Nach neun Tagen haben die Flüchtlinge am Brandenburger Tor in Berlin ihren Hungerstreik in der Nacht zum Freitag beendet. Das Protestcamp soll allerdings noch bis Montag fortbestehen, betonte ein Flüchtlingssprecher. Der Protest wendet sich gegen Abschiebungen, Sammelunterkünfte, die sogenannte Residenzpflicht und das Arbeitsverbot für Asylbewerber.



Dem Ende des Hungerstreiks von knapp 20 Asylbewerbern waren ab dem Donnerstagnachmittag vierstündige Verhandlungen mit der Integrationsbeauftragten der Bundesregierung, Maria Böhmer (CDU) und der Berliner Integrationssenatorin Dilek Kolat (SPD) vorausgegangen. Das Gespräch fand in der Akademie der Künste am Pariser Platz statt.



Böhmer und Kolat sagten den Flüchtlingen unter anderem zu, ihre Anliegen auf der nächsten Integrationsministerkonferenz von Bund und Ländern am 20. und 21. März in Dresden zu thematisieren. In welcher Weise dies erfolgen soll, ist noch offen. Außerdem versprach Böhmer, sich für ein Treffen mit Bundestagsabgeordneten und einer Abordnung der Flüchtlinge einzusetzen.
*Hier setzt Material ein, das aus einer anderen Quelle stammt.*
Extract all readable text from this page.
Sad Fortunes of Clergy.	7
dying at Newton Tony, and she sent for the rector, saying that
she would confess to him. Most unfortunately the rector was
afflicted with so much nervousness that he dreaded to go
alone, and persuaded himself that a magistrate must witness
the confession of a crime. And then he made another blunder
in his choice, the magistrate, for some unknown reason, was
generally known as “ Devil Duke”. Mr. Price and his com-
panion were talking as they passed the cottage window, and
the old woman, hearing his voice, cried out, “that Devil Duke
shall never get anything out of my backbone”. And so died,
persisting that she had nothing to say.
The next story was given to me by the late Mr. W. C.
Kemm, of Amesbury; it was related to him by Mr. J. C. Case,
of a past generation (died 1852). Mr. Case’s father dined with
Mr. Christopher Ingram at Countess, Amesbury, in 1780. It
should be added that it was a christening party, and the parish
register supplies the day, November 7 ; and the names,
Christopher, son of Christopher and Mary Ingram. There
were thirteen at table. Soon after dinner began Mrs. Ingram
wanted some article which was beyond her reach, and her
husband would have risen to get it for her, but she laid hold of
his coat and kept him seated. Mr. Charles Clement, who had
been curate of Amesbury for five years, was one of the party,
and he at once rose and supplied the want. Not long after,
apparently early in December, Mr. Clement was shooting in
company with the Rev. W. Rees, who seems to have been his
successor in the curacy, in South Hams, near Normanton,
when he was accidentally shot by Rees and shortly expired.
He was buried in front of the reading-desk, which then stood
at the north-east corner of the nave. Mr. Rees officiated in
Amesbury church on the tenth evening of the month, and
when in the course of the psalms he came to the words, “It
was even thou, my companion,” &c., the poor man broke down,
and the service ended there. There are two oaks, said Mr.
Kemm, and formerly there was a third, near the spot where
Dazu soll bis zum 15. November ein Termin genannt werden.



Zwar konnten Böhmer und Kolat den aus verschiedenen Bundesländern nach Berlin gekommenen Flüchtlingen keine Zusagen machen, dass das rechtswidrige Verlassen des ihnen zugewiesenen Landkreises straffrei bleibt. Sie wollten sich aber gegenüber den Ausländerbehörden vor Ort dafür einsetzen, dass die in Berlin demonstrierenden Asylbewerber nicht strafrechtlich belangt werden, sagte ein Sprecher von Böhmer. Gegen mindestens einen Flüchtling aus Regensburg ermittele schon die Staatsanwaltschaft, hieß es auf dem Umfeld der Flüchtlinge.



Bis Montag dürften zwei Wärmebusse zur Aufnahme der Demonstranten auf dem Pariser Platz vor dem Brandenburger Tor stehen bleiben, sagte der Einsatzleiter der Polizei, Michael Oles, dem epd. Ziel sei es, die Situation weiter zu deeskalieren. Zu Beginn des seit Mittwoch vergangener Woche andauernden Protestcamps war es mehrfach zwischen Demonstranten und Polizei zu Auseinandersetzungen gekommen. Grund war das Verbot, auf dem Pariser Platz zu campieren. Demonstranten mussten zeitweilig Schlafsäcke und Isomatten abgeben.



Der flüchtlingspolitische Sprecher der Linken-Fraktion im Berliner Abgeordnetenhaus, Hakan Tas, forderte die Bundesregierung auf, sich "jetzt ernsthaft" mit den Forderungen der Flüchtlinge zu beschäftigten. "Wenn das nicht passiert, war das gestrige Gespräch nur eine Alibiveranstaltung", erklärte Tas.